Salwa Jarrah (سلوى جراح; born 1946) is an author and former BBC Arabic broadcaster. Jarrah was born in Haifa, Mandatory Palestine, to a family from Acre, Mandatory Palestine. She grew up in Basra, Iraq.

== Career ==
Jarrah graduated from Al-Hikma University (Baghdad) with a bachelor's degree in English in 1977. She began working with BBC Arabic as a broadcaster in 1977, where she wrote and presented several programs. Notably, Jarrah a BBC Arabic sex education program funded by the United Nations Fund for Population Activities, which regularly centered around women's issues and was described by the BBC as "the first of its kind to air in Arabic." According to BBC News, the program "provided useful advice with the help of highly qualified experts and doctors" and addressed sexual issues considered to be taboo in the Arab world. Jarrah also hosted the program "Oasis," the BBC Arabic equivalent of the BBC Radio program, Desert Island. She interviewed the Egyptian film director Youssef Chahine, the Syrian diplomat and poet Nizar Qabbani, and the Lebanese singer Sabah as part of the program. As part of the program, "Mosaic," Jarrah interviewed Arab literary figures, including Yahya Haqqi and Naguib Mahfouz, recipient of the 1988 Nobel Prize in Literature.

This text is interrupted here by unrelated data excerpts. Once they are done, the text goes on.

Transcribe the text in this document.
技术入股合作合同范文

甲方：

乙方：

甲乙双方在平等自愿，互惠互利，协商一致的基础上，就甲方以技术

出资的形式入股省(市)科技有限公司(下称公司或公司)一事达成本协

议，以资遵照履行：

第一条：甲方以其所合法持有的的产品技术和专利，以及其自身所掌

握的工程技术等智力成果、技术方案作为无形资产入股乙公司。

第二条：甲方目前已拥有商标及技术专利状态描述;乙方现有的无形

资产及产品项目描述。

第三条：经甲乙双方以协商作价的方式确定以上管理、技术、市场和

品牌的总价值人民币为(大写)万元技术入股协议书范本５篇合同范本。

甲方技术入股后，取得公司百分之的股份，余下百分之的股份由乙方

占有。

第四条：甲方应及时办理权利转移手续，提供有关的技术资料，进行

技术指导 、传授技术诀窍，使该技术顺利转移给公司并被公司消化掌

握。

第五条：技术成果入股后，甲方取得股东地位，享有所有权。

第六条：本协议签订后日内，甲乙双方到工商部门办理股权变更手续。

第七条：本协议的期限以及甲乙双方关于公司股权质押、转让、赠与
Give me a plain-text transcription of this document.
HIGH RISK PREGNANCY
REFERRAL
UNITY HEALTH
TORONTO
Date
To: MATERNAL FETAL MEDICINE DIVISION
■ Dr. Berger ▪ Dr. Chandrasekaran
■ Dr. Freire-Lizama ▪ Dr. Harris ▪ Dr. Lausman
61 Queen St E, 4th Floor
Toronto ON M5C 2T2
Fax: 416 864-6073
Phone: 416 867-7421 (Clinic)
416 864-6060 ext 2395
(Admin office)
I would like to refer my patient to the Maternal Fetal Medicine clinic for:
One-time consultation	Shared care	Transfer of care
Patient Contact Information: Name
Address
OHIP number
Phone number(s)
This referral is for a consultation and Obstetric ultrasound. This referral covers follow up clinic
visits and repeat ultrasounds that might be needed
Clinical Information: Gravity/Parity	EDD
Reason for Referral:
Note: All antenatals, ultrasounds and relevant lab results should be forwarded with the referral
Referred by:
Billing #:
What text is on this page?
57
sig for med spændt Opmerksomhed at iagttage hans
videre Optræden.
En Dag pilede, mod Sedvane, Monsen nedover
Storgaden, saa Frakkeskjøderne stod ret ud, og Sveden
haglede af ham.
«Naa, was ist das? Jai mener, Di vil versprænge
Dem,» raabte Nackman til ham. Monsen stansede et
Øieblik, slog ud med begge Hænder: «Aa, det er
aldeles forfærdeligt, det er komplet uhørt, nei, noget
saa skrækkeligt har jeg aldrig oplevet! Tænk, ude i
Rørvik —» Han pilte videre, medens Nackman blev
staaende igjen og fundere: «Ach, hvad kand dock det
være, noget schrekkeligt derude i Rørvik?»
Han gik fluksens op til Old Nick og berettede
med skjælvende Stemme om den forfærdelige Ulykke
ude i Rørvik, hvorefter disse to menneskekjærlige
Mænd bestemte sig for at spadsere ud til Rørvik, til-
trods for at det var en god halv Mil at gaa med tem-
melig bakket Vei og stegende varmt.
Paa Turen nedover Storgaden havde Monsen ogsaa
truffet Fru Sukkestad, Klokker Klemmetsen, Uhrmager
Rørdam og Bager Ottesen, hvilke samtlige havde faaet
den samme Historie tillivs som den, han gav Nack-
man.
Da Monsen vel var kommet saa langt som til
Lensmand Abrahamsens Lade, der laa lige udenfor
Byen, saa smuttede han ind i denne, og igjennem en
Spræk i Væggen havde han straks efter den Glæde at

Jarrah, along with fellow broadcasters Madiha Rashid Al-Madfai and Huda al-Rasheed, is credited as being part of a "trend of feminisation" of BBC Arabic which, during its zenith, "cultivated the loyalty of millions of listeners in the Middle East and North Africa." In 2018, BBC Arabic's 80th anniversary, the BBC hailed Jarrah, Al-Madfai, and Al-Rasheed as "pioneers" in the BBC Arabic Service and women's broadcasting and journalism in the Arab world. That year, Jarrah participated in a BBC program celebrating BBC Arabic's "80 years of broadcasting." In 2023, after 85 years, the BBC ended its BBC Arabic radio service due to budgetary concerns.

Since retiring in 1999, Jarrah has authored several Arabic novels, including "Fifth Season" (2005), "Rocks of the Shore" (2007), "Insomnia" (2009), "Image in Still Water" (2014), "Narrow Doors" (2016), and "When Tales Intertwine" (2020). In 2019, Jarrah published an autobiography, "Scattered Papers", describing her childhood, family life, career, and connection to Acre, the Palestinian city where her family lived before being displaced in 1948. Her niece, Huda Asfour, is an academic and oud musician.